Les pluies diluviennes de l’hiver, d’un volume inconnu de mémoire d’homme, ont raviné notre jardin. Il a fallu consolider le mur sur la mer. J’ai pris un architecte qui a recouru à la compétence d’un ingénieur béton. Les premiers sondages ne lui plaisant pas, il a demandé l’avis d’un géologue. La conjonction de ces trois conseillers, avec une sauce épaisse de principe de précaution, transforme notre jardin en bunker de la seconde guerre mondiale.

Voyant une population nombreuse envahir notre nid douillet pendant les vacances, avec force engins aux sons inharmonieux, crée forcément des liens.

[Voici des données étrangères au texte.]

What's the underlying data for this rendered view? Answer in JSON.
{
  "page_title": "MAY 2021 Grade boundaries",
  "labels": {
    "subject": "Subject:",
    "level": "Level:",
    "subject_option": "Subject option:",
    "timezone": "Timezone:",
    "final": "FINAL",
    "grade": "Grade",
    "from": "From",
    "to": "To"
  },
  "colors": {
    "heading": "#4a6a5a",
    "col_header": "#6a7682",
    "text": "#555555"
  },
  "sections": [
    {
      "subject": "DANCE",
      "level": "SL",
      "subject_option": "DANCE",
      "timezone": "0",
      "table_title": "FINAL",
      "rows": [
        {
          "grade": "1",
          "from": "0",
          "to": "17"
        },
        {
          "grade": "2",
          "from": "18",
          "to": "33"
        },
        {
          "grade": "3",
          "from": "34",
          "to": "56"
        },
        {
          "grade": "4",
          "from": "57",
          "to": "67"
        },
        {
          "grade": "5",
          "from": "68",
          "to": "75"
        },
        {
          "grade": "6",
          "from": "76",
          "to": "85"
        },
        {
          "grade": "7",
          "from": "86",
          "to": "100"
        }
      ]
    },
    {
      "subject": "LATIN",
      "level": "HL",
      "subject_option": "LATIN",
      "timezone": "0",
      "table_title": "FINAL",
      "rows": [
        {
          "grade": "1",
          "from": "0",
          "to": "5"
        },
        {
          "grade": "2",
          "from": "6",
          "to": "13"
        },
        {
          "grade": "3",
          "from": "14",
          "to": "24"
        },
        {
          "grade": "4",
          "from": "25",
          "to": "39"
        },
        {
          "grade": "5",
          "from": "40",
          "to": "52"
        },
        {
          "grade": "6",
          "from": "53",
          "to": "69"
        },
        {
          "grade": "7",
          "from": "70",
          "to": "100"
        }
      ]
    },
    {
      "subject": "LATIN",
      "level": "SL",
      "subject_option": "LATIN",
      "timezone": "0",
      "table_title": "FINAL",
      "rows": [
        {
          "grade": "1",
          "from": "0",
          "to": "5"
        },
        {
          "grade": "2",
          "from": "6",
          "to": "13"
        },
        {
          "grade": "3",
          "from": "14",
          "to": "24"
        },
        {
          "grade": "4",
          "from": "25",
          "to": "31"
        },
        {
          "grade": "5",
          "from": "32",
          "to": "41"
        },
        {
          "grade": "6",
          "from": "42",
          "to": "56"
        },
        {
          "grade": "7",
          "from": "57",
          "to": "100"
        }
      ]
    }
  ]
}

Le terrassier en chef possède une vigne en Côtes de Provence qui est exploité par son père en biodynamie. Gentiment il m’apporte un Côtes de Provence rosé et un Côtes de Provence rouge en disant : « j’aimerais votre avis. Je pense qu’il sera sur votre blog ».

Après l’avoir remercié, il me fallait goûter. Le rosé d’un joli rose pâle est affreusement bouchonné. Il ne sera pas possible de donner un avis, puisque le goût de bouchon ne disparaîtra pas. Le vin rouge est d’une couleur noire de jus de cassis. Le nez évoque le fruit mais aussi la feuille de cassis, que l’on retrouve aussi dans le goût. Ce vin est chaleureux, dense, extrêmement fruité, avec toutefois une petite note végétale. Ce qui me paraît curieux, c’est que le vin ne semble pas fini. Il est encore au stade du jus de fruit, plus qu’au stade du vin. Mais l’impression générale est très agréable. Il faudrait voir ce que ce vin riche donne en vieillissant.

De toute façon, c’est très généreux de m’avoir apporté ces flacons, après avoir traité ma pelouse façon crevasse martienne.